A friend (who shall remain nameless) recently told me his company interviewed a competent database developer and DBA. All seemed in agreement an offer would be forthcoming until the very end of the recruiting process. At that time, someone made the comment "we don't need a DBA."
It would be notable if this sentiment wasn't so widespread - but I see it often. How often? Well, I would have to tell you how I see it to qualify that statement:
You see, people rarely say to me "We don't need a DBA." Mostly I see it in their applications - many of them prominent companies in which you may even own stock. I can tell when I examine their schema. I can see it when I execute Profiler against their SQL Server database.

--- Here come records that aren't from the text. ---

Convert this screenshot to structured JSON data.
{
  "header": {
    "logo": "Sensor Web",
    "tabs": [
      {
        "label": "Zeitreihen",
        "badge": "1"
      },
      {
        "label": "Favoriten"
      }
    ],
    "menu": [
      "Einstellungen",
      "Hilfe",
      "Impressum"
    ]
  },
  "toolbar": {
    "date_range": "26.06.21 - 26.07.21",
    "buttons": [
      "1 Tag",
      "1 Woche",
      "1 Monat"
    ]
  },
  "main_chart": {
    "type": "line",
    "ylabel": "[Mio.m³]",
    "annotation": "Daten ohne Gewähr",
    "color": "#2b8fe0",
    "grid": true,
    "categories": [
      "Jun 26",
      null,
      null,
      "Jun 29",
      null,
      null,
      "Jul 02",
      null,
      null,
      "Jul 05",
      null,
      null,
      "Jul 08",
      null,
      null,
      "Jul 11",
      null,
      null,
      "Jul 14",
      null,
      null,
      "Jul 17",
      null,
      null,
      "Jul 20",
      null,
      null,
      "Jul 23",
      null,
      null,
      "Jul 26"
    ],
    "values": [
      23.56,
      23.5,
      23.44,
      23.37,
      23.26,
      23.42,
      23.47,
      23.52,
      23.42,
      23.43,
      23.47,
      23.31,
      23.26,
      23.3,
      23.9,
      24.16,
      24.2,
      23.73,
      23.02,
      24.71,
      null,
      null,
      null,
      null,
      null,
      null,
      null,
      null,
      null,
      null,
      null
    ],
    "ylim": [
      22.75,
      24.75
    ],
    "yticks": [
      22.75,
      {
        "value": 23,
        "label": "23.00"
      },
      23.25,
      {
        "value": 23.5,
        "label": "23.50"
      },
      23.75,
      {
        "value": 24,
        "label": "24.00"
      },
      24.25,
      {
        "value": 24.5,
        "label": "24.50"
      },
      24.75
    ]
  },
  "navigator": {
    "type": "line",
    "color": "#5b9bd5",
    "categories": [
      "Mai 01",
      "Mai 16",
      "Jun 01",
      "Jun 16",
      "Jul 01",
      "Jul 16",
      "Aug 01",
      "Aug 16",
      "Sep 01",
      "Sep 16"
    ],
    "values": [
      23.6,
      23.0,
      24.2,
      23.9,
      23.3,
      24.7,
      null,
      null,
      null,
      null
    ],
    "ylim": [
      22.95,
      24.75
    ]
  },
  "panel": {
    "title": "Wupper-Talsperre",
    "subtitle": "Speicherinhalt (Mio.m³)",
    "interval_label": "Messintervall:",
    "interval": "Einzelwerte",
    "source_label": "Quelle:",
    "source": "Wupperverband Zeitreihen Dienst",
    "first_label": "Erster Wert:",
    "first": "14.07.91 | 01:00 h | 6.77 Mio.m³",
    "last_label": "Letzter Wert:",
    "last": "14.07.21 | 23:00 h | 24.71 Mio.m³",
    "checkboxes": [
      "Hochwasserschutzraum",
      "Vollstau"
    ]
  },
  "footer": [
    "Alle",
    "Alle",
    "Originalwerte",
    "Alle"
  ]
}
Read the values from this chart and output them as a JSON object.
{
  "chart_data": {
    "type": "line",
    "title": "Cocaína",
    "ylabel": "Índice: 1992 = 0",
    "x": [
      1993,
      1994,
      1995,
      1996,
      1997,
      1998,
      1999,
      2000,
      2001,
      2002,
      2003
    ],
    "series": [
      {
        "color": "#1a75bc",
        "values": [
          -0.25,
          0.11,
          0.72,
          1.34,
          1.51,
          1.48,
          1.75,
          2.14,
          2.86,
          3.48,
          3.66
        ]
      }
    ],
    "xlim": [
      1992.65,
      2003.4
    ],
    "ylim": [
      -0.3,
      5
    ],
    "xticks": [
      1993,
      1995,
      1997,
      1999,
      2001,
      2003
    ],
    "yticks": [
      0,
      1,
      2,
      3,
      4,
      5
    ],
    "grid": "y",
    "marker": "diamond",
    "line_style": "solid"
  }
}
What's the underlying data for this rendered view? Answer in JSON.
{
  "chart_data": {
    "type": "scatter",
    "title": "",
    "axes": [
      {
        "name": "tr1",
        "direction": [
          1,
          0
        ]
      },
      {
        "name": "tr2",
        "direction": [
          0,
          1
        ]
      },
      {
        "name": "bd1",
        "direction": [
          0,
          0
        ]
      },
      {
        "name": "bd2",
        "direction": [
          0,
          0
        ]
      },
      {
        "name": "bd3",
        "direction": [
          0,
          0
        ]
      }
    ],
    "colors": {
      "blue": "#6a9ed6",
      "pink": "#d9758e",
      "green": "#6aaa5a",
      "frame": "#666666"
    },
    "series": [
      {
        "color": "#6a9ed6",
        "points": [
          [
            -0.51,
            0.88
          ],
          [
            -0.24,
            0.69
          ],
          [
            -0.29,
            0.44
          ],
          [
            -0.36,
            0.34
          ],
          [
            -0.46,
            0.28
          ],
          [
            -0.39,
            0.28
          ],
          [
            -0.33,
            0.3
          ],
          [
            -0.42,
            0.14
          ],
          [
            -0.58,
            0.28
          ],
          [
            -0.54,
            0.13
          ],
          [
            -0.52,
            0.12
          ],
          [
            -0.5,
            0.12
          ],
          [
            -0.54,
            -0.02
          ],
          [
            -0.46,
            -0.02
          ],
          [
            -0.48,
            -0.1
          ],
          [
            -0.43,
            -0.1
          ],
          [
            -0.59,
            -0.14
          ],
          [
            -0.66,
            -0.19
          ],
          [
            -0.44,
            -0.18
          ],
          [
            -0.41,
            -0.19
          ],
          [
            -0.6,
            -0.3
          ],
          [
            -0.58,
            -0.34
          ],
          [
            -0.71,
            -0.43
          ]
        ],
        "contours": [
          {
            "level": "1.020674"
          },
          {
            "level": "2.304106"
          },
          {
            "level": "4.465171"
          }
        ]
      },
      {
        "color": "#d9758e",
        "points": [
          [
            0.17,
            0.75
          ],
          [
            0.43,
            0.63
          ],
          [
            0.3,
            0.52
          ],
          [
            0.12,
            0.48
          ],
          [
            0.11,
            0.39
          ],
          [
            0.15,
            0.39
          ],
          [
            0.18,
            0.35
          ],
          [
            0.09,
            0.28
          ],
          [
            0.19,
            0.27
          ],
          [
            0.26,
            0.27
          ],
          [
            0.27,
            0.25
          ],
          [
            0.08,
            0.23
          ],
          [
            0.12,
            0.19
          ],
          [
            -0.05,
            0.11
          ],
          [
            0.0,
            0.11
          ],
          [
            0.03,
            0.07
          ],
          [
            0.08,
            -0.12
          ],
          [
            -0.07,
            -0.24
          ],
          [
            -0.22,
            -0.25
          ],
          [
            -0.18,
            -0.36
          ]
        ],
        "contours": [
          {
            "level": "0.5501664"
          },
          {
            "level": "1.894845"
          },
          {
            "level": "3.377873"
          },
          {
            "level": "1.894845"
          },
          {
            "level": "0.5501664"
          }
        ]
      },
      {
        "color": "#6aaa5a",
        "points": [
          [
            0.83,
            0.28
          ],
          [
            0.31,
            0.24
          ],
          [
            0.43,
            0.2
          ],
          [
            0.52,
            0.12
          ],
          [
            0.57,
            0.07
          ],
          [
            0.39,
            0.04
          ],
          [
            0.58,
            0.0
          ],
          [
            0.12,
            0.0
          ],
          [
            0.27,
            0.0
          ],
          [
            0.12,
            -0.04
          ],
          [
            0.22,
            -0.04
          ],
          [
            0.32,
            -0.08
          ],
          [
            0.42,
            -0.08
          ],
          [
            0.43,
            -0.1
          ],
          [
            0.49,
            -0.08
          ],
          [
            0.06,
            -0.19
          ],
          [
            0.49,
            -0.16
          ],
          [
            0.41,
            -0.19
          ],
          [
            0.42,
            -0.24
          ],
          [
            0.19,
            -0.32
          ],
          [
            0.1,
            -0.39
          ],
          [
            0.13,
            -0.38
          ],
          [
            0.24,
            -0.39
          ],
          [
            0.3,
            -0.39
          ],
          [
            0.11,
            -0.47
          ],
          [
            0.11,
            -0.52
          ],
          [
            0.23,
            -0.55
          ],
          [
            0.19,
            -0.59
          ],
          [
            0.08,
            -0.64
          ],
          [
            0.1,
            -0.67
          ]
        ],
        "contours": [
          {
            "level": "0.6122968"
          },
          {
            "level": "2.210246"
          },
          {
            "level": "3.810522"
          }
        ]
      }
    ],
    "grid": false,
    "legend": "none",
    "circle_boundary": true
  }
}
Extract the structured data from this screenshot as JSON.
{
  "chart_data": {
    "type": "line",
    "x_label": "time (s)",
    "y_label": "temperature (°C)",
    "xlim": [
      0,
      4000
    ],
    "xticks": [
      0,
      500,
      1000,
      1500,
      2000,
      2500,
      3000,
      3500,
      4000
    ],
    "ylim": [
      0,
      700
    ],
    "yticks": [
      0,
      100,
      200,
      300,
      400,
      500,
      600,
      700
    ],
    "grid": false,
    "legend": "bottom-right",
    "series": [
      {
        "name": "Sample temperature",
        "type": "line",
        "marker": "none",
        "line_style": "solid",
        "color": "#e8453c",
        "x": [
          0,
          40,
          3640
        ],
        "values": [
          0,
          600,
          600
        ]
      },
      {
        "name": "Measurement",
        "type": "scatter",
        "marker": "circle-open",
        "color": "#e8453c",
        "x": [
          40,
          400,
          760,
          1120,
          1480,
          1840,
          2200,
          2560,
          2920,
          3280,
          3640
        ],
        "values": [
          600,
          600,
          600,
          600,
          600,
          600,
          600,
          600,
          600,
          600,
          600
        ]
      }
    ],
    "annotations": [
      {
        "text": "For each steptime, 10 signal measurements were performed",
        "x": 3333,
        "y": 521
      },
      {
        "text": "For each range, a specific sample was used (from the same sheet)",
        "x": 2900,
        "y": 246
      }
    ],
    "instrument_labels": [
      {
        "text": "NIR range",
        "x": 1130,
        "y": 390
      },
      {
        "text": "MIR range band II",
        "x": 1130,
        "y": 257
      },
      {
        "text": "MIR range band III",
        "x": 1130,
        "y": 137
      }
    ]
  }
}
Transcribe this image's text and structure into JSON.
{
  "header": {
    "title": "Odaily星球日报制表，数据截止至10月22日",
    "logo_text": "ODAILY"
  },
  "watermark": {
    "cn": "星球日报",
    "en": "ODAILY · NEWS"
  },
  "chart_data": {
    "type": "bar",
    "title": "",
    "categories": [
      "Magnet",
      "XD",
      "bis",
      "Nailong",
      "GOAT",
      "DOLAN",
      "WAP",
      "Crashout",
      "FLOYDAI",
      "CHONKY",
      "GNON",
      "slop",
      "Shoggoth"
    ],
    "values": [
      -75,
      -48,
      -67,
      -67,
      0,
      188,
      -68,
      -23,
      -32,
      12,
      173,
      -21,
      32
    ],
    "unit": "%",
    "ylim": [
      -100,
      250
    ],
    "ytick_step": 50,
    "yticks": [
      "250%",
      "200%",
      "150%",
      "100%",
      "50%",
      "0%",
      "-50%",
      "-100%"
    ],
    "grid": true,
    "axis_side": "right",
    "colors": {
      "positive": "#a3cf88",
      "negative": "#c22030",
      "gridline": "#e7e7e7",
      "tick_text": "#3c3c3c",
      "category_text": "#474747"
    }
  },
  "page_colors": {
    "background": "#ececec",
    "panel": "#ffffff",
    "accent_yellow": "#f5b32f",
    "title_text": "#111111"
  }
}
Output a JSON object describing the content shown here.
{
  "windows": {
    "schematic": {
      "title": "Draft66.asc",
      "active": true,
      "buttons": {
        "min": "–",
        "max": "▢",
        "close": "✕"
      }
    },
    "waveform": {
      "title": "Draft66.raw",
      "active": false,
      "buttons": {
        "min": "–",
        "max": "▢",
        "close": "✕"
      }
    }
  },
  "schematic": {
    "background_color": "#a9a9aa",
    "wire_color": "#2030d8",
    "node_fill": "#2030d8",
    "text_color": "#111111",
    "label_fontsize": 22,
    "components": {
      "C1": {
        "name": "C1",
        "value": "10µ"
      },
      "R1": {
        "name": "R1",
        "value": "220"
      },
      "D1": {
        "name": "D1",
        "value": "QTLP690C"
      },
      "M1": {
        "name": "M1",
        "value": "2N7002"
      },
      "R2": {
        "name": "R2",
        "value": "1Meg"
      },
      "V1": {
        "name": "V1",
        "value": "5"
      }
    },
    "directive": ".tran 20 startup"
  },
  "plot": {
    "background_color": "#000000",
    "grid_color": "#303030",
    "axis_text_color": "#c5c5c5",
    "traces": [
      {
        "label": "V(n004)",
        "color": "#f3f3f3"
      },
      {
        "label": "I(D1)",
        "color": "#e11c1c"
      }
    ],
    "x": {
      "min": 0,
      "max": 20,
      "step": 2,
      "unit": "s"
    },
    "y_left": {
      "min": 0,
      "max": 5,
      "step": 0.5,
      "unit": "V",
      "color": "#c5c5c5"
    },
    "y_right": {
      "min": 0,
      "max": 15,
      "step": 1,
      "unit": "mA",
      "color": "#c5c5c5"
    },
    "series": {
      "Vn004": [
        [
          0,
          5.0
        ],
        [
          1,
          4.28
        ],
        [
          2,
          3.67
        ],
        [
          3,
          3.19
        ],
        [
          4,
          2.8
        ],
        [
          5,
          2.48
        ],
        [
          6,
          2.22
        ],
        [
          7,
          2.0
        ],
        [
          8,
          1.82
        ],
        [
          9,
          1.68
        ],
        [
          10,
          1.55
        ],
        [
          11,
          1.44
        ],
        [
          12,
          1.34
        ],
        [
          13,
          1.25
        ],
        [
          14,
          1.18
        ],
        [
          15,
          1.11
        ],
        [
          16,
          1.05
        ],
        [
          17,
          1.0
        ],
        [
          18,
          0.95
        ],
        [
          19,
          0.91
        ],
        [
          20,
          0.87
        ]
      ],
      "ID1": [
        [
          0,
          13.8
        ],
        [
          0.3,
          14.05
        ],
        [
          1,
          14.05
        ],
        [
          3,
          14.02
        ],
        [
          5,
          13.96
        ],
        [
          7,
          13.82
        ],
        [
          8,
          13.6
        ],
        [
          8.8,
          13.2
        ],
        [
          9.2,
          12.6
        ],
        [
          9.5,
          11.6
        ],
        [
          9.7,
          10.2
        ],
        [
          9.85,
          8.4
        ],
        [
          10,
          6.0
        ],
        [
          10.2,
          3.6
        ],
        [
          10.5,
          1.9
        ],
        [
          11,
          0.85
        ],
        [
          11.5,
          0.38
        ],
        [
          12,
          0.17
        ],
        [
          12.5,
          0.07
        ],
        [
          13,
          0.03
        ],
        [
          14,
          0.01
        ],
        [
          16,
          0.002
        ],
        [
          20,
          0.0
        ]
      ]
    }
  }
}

Now, there are lots of reasons to design a denormalized schema. And there are lots of reasons to encapsulate the business rules in code. This is not what I'm talking about - though some of these systems would clearly perform better (or at all, in extreme cases) if they took advantage of better design patterns.
I'm talking about designs where this much is obvious:
1. At least two people designed the data layer; and
2. They did not communicate during the process.
Often, enterprise-level database design is shoveled onto developers as a secondary task. No, I'm not making this up - it's too tragic to joke about. There are developers who can handle this task. But there are more who believe they are database developers than actually are. (Before I became a SQL Server DBA I was a developer who thought I was a SQL Server DBA...)
There will doubtless be readers who can provide examples of how their enterprise application was built by junior developers who did the database and code work and whose systems are performing just fine. I'm happy for you and sincerely hope the system scales.
Designing a scalable solution - database, application, or enterprise architecture - is one of those things that consumes time, thinking, resources, and money during the early phases of an enterprise development cycle. But it is - hands down - one of the best investments (if not the best) in the solution.
In today's market, scalability is as optional as security. And like security, a scalable design is not something you "add later." It's not part of the foundation - it is the foundation.
My experiences with designing scalable solutions has proven there is no free lunch nor any shortcuts that work. If anyone - me included - skips the work of designing for scalability, there comes a day when they (or I) must pay the fiddler. From what I hear and have experienced, designing in this fashion is most often sacrificed on the altar of the deadline. Trust me, if it falls apart in six weeks or six months, you haven't saved any time - and you may have lost a job or a customer.
Someone told me this and I remember because it has proven true several times over: "Deliver quality late, no one remembers. Deliver junk on time, no one forgets."
If you're building (or upgrading to) cutting edge technology, you need a DBA.